TCP reported a headline loss of R3.7 billion for the year ending on September 30, 2023, mainly attributed to a R1.1 billion write-down of repossessed taxis. The company's prospects now heavily depend on the re-financing agreement with SA Taxi's debt funders, expected to be finalized by March 2024. We Buy Cars experienced a 14% decline in earnings, while Nutun's earnings increased by 10%. Overall, the group reported a headline loss of 99 cents per share, a sharp contrast to the previous year's profit of 224.4 cents per share.

A Business Day report on December 12, 2023, indicated that TCP would no longer finance new minibus taxis, opting to focus solely on second-hand vehicles. SA Taxi attributed its challenges to various factors, including elevated fuel prices, high interest rates, rising parts and maintenance costs, record levels of load shedding, persistently lower commuter volumes due to economic slowdown, and taxi operators' inability to raise fares given consumers' stretched financial circumstances.

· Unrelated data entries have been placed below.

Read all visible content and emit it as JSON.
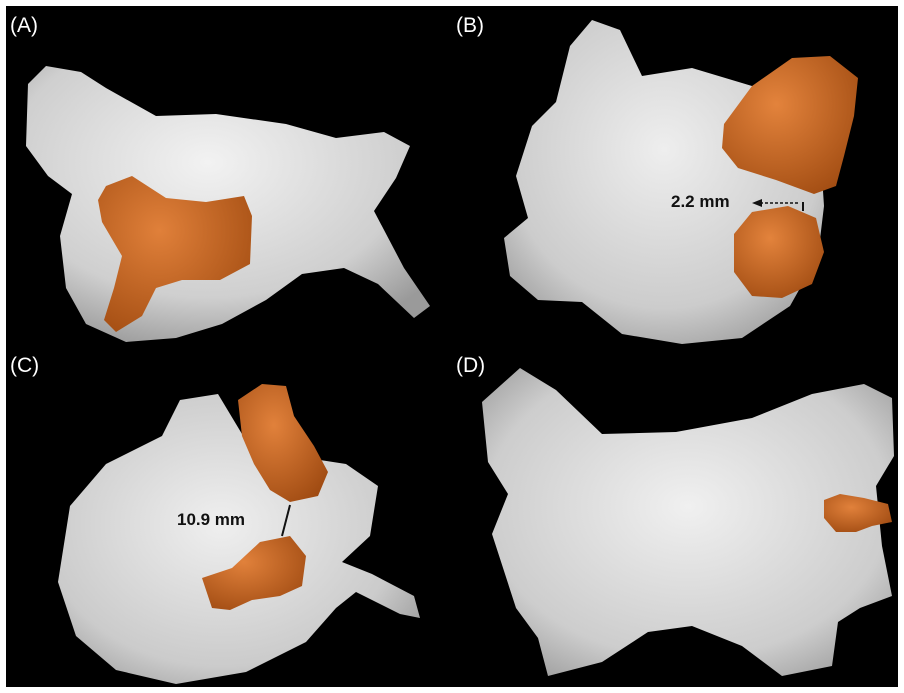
{
  "panels": [
    {
      "label": "(A)"
    },
    {
      "label": "(B)",
      "measurement": "2.2 mm"
    },
    {
      "label": "(C)",
      "measurement": "10.9 mm"
    },
    {
      "label": "(D)"
    }
  ],
  "colors": {
    "background": "#000000",
    "anatomy": "#d6d6d6",
    "structure": "#c8621e"
  }
}
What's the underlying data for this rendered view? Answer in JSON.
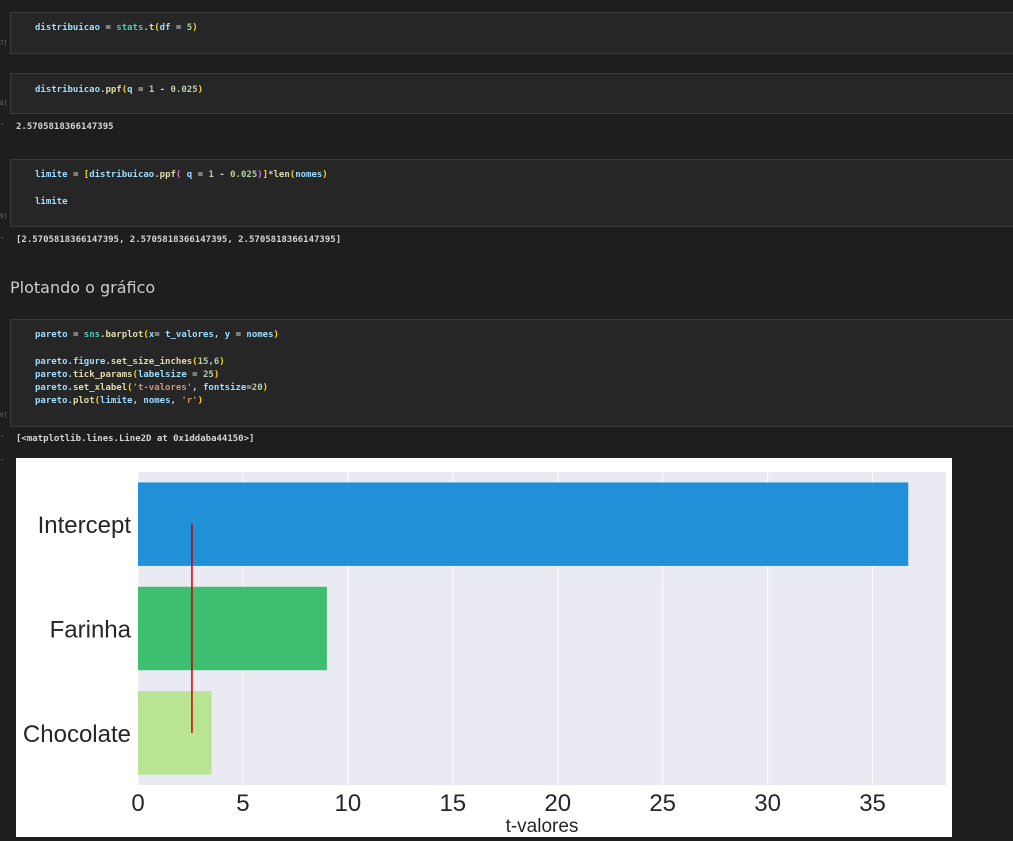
{
  "cells": [
    {
      "exec_count": "7]",
      "lines": [
        "distribuicao = stats.t(df = 5)"
      ]
    },
    {
      "exec_count": "8]",
      "lines": [
        "distribuicao.ppf(q = 1 - 0.025)"
      ],
      "output": "2.5705818366147395"
    },
    {
      "exec_count": "9]",
      "lines": [
        "limite = [distribuicao.ppf( q = 1 - 0.025)]*len(nomes)",
        "limite"
      ],
      "output": "[2.5705818366147395, 2.5705818366147395, 2.5705818366147395]"
    },
    {
      "exec_count": "0]",
      "lines": [
        "pareto = sns.barplot(x= t_valores, y = nomes)",
        "pareto.figure.set_size_inches(15,6)",
        "pareto.tick_params(labelsize = 25)",
        "pareto.set_xlabel('t-valores', fontsize=20)",
        "pareto.plot(limite, nomes, 'r')"
      ],
      "output": "[<matplotlib.lines.Line2D at 0x1ddaba44150>]"
    }
  ],
  "markdown": {
    "heading": "Plotando o gráfico"
  },
  "out_marker": "·",
  "chart_data": {
    "type": "bar",
    "orientation": "horizontal",
    "categories": [
      "Intercept",
      "Farinha",
      "Chocolate"
    ],
    "values": [
      36.7,
      9.0,
      3.5
    ],
    "colors": [
      "#228fd9",
      "#3dbf6f",
      "#b8e493"
    ],
    "xlabel": "t-valores",
    "ylabel": "",
    "xlim": [
      0,
      38.5
    ],
    "xticks": [
      0,
      5,
      10,
      15,
      20,
      25,
      30,
      35
    ],
    "grid": true,
    "background": "#eaeaf2",
    "reference_line": {
      "x": 2.5705818366147395,
      "color": "#cc0000"
    }
  }
}
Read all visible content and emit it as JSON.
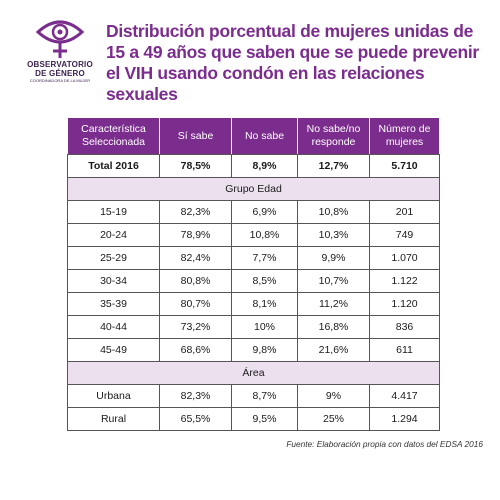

For investors, it may have been opportune to exit TCP shares back in May 2022 when they were trading above R40 per share. On May 13, 2023, a recommendation was made to apply a 65-day exponentially smoothed moving average to the Transcap share price and wait for a break above that level. This occurred on November 6, 2023, at 577 cents per share, subsequently rising to 800 cents, marking a gain of over 38% within one month.

On September 12, 2023, TCP announced the resignation of its CEO, David Hurwitz, effective December 31, 2023, which led to a sharp drop in the share price. Despite the challenges, TCP is viewed as a potential turnaround opportunity and may be considered undervalued at current levels. On January 31, 2024, TCP announced its intention to unbundle and separately list WeBuyCars due to its underperformance in 2023.